Finding narrow admissible tuples

For any natural number [math]\displaystyle{ k_0 }[/math], an admissible [math]\displaystyle{ k_0 }[/math]-tuple is a finite set [math]\displaystyle{ {\mathcal H} }[/math] of integers of cardinality [math]\displaystyle{ k_0 }[/math] which avoids at least one residue class modulo [math]\displaystyle{ p }[/math] for each prime [math]\displaystyle{ p }[/math]. (Note that one only needs to check those primes [math]\displaystyle{ p }[/math] of size at most [math]\displaystyle{ k_0 }[/math], so this is a finitely checkable condition.) Let [math]\displaystyle{ H(k_0) }[/math] denote the minimal diameter [math]\displaystyle{ \max {\mathcal H} - \min {\mathcal H} }[/math] of an admissible [math]\displaystyle{ k_0 }[/math]-tuple. As part of the Polymath8 project, we would like to find as good an upper bound on [math]\displaystyle{ H(k_0) }[/math] as possible for given values of [math]\displaystyle{ k_0 }[/math]. To a lesser extent, we would also be interested in lower bounds on this quantity.

Upper bounds

Upper bounds are primarily constructed through various "sieves" that delete one residue class modulo [math]\displaystyle{ p }[/math] from an interval for a lot of primes [math]\displaystyle{ p }[/math]. Examples of sieves, in roughly increasing order of efficiency, are listed below.

Zhang sieve

The Zhang sieve uses the tuple

[math]\displaystyle{ {\mathcal H} = \{p_{m+1}, \ldots, p_{m+k_0}\} }[/math]

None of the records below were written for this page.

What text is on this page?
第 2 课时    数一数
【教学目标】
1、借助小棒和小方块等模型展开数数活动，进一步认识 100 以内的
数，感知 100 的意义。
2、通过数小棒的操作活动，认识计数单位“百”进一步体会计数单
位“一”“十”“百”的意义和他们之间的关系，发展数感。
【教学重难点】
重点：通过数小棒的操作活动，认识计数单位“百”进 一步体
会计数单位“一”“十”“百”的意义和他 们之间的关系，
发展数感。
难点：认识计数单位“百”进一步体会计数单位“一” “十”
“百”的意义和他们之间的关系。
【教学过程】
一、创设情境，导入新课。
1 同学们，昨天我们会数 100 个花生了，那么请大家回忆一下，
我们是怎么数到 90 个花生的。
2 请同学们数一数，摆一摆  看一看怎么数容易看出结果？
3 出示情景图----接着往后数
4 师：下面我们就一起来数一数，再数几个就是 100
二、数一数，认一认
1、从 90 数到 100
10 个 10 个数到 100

where [math]\displaystyle{ m }[/math] is taken to optimize the diameter [math]\displaystyle{ p_{m+k_0}-p_{m+1} }[/math] while staying admissible (in practice, this basically means making [math]\displaystyle{ m }[/math] as small as possible). Certainly any [math]\displaystyle{ m }[/math] with [math]\displaystyle{ p_{m+1} \gt k_0 }[/math] works, but this is not optimal. Applying the prime number theorem then gives the upper bound [math]\displaystyle{ H \leq (1+o(1)) k_0\log k_0 }[/math].

Hensley-Richards sieve

The Hensley-Richards sieve [HR1973], [HR1973b], [R1974] uses the tuple

[math]\displaystyle{ {\mathcal H} = \{-p_{m+\lfloor k_0/2\rfloor - 1}, \ldots, -p_{m+1}, -1, +1, p_{m+1},\ldots, p_{m+\lfloor k_0/2+1/2\rfloor-1}\} }[/math]

where m is again optimised to minimize the diameter while staying admissible.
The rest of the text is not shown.